手もとに高校同期の山登りの会の案内が2通も来ている。大した山ではないが、もし山の中でなにかあったらと恐怖心が先立ち始め、答えを出していない。親父の年齢まで生きたとして、後15年、5000日余り、面白おかしくいきたい、と思っている。これまで経過した年月よりも、これから残ってるであろう年月を気にするようになったのはいつからであろうか。
Aさんと椿山荘をでてカラオケに行った。
昔は歌わぬと言っていたのに、最近彼女はカラオケに凝っている。彼女は耳の病気で大きな音に耐えられぬはず。しかし「ストレスを解消することが耳にも良いらしい。」と意に介さぬ。彼女宅を訪問すると、昔は大学で英語を教えていたから、その学習に余念がなかったが、最近は娘の「キーボード」をもちだし、練習しているではないか。
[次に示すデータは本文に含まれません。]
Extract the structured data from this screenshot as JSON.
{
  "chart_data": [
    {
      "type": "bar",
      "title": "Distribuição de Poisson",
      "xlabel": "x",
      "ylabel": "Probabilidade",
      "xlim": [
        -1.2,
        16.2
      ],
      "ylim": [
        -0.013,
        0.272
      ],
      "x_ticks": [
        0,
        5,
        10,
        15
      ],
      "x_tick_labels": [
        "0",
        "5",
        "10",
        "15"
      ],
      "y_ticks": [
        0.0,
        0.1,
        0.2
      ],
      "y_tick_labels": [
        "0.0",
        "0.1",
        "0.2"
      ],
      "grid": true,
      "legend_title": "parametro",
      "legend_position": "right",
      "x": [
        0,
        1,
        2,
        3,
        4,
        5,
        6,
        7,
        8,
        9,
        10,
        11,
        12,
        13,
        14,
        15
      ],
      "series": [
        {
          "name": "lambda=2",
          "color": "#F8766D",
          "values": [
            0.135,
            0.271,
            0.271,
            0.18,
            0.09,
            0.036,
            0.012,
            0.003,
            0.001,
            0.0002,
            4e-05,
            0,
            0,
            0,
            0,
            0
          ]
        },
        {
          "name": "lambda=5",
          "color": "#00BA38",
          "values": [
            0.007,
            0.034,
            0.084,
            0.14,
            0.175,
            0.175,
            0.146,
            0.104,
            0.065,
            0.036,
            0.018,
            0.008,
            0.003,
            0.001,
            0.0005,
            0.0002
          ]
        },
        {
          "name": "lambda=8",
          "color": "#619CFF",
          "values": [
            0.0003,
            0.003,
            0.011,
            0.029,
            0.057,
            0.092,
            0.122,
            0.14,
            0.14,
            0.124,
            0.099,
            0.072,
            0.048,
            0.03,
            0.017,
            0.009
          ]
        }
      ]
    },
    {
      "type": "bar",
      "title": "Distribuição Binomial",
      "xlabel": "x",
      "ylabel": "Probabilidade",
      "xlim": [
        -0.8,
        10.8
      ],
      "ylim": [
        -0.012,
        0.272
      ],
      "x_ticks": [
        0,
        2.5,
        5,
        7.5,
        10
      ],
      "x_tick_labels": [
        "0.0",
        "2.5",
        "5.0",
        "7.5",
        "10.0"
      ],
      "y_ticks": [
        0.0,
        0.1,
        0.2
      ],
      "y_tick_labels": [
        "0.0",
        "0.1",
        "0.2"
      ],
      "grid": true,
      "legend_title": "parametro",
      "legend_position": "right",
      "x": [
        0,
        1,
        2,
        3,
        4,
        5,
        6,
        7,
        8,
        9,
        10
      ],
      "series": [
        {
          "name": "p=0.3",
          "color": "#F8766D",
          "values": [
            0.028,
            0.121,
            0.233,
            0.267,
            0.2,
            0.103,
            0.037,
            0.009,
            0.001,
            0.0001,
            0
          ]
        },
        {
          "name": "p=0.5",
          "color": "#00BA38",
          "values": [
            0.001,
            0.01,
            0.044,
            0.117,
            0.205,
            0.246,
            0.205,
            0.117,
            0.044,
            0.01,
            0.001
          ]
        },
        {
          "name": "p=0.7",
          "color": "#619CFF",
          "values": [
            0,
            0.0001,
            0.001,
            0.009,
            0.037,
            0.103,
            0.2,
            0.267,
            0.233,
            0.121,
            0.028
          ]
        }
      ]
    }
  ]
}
もっともさすがに私の詩吟入りカラオケは「耳に悪い」と不満であったが・・・・。今日は夕食も我が家で彼女とした。またカラオケ。カラオケ三昧の一日・・・・。もうすこし有意義なことに夢中になれば、との思いもあるが、なぜか気力がわかぬ。
人世とは・・・・・一体何なのだろう?
最近はやりの演歌の一節。「あれをごらんよ、真っ赤な夕日、落ちて行くのに、まだ燃えている・・・・」(南部蝉しぐれ)・・・・我我のことかもしれぬ、燃え続けよう。
(追記)24日。夕食にAさんが赤飯を作ってくれた。私は友人たちとの会合があったが、花鯛を二匹買って帰った。花鯛は真鯛ではないが鯛科で、味は鯛のように美味。やや小ぶりの物が多いそうだ。チダイともいう。塩焼にして食った。